Della categoria intersex con Khelif e Semenya fa parte anche la campionessa di boxe di Taipei (tre ori mondiali, due nei pesi piuma, uno nei pesi gallo) Lin Yu-Ting squalificata dall’International Boxing Association per presunte anomalie nei test di genere del 16 marzo 2023. Il Cio, che ha parametri limite di testosterone differenti da quelli dell’IBA, le ha consentito di partecipare alle qualificazioni e di arrivare a Parigi.

Ovviamente, il tema centrale è il possibile vantaggio per un’atleta transgender o intersex nei confronti delle cisgender, le donne biologicamente donne. Si pensi, per esempio, agli aspetti ereditati dalla pubertà maschile. Tra i quali la densità ossea e muscolare, la grandezza degli arti, la capacità polmonare e cardiaca. Negli sport da combattimento, la questione è ancora più centrale perché si sovrappone a quella della sicurezza delle atlete. Al di fuori delle Olimpiadi, sono ad esempio scioccanti i casi di Alana McLaughlin e Fallon Fox, prime due trans combattenti di Mma. Transitate dalle forze speciali americane nella loro prima vita da uomini, nel ring delle arti marziali miste hanno spazzato via le avversarie donne (tra facili sottomissioni ma anche fratture del cranio) nonostante la transizione ormonale per abbassare il livello di testosterone. Negli altri sport, i casi sono dei più disparati.
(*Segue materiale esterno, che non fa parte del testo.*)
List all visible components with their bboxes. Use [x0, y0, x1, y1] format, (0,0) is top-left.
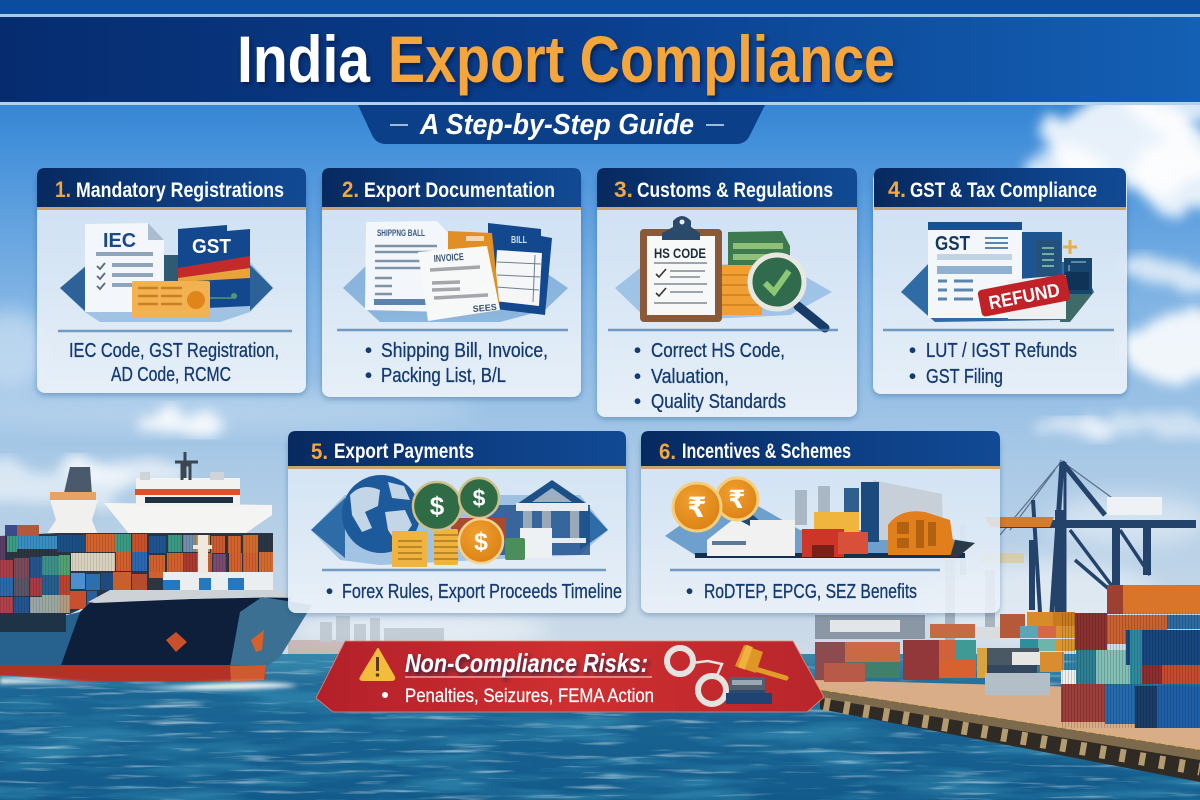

La velocista americana Cece Telfer, al 390° posto tra gli atleti maschi della Ncaa Division II nei 400 metri ostacoli e, dopo la transizione, diventata campionessa nazionale nella stessa specialità, ma femminile. La ciclista Jillian Bearden, livello discreto fra gli uomini nella specialità della mountain bike, a 34 anni ha cambiato sesso e ha iniziato a vincere tutte le competizioni (femminili) a cui partecipa. La sollevatrice di pesi neozelandese Laurel Hubbard, mai qualificata per nessun torneo internazionale maschile in 14 anni di gare da uomo, ha cambiato sesso e si è qualificata alle Olimpiadi di Tokyo (senza medaglie).

La nuotatrice americana Lia Thomas, una lumaca in vasca tra gli uomini, ha iniziato a vincere le gare tra le donne e a staccare il pass per Parigi 2024, tra le critiche di una grande icona di sport e di diritti arcobaleno come Martina Navratilova. Solo all’ultimo è stata esclusa. C’è, infine, un caso anche italiano.

È quello di Valentina Petrillo (41 anni), la prima donna transgender a partecipare ad una competizione femminile paralimpica (è ipovedente), nello specifico partecipando ai campionati italiani paralimpici di atletica leggera. Il suo caso ha scatenato forti polemiche poiché conserva di fatto struttura fisica e biologica maschile. A Parigi, però, ci sarà.